Data for this section is provided by VerityData from VerityPlatform.com
Introducing Cool Stock Tweets!
Hi there, Edwin here! I recently launched a new free newsletter: Cool Stock Tweets. Every Sunday at 6pm ET, Cool Stock Tweets shares a list of the most interesting long idea pitches from Twitter. Each email takes just a minute to read and includes links to 10-15 stock-specific tweets. You can read the last edition here and learn more at CoolStockTweets.com
If you enjoy reading The Bear Cave for short idea generation, you’ll love reading Cool Stock Tweets for long idea generation. Sign up here.
What to Read
“Federal prosecutors are examining financial transactions at Block, owner of Cash App and Square” (NBC)
“Edward Siedle, a former Securities and Exchange Commission lawyer who represents the former employee and participated in the discussions with prosecutors, said, ‘It’s my understanding from the documents that compliance lapses were known to Block leadership and the board in recent years.’”
“Is Hunterbrook Media a News Outlet or a Hedge Fund?” (New Yorker)

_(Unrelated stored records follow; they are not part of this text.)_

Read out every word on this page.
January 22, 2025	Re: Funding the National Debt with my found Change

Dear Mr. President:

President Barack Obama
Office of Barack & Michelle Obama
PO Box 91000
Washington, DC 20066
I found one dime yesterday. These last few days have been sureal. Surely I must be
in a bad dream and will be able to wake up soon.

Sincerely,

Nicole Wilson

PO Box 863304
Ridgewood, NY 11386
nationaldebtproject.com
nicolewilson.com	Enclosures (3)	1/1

“Central to Hunterbrook’s pitch is a promise to help solve a slice of journalism’s current business-model crisis. Investigations are notoriously expensive, and fewer and fewer outlets are able to sustain them. Koppelman told me, ‘The experiment we’re running is very specifically: Can you do investigations into companies that are committing wrongdoing, and can you break news in parts of the world that have been left behind by mainstream outlets—and do it profitably?’”
“SEC Charges Audit Firm BF Borgers and Its Owner with Massive Fraud Affecting More Than 1,500 SEC Filings” (SEC)
“As a result of their fraudulent conduct, they not only put investors and markets at risk by causing public companies to incorporate noncompliant audits and reviews into more than 1,500 filings with the Commission, but also undermined trust and confidence in our markets. Because investors rely on the audited financial statements of public companies when making their investment decisions, the accountants and accounting firms that audit those statements play a critical role in our financial markets. Borgers and his firm completely abandoned that role, but thanks to the painstaking work of the SEC staff, Borgers and his sham audit mill have been permanently shut down.”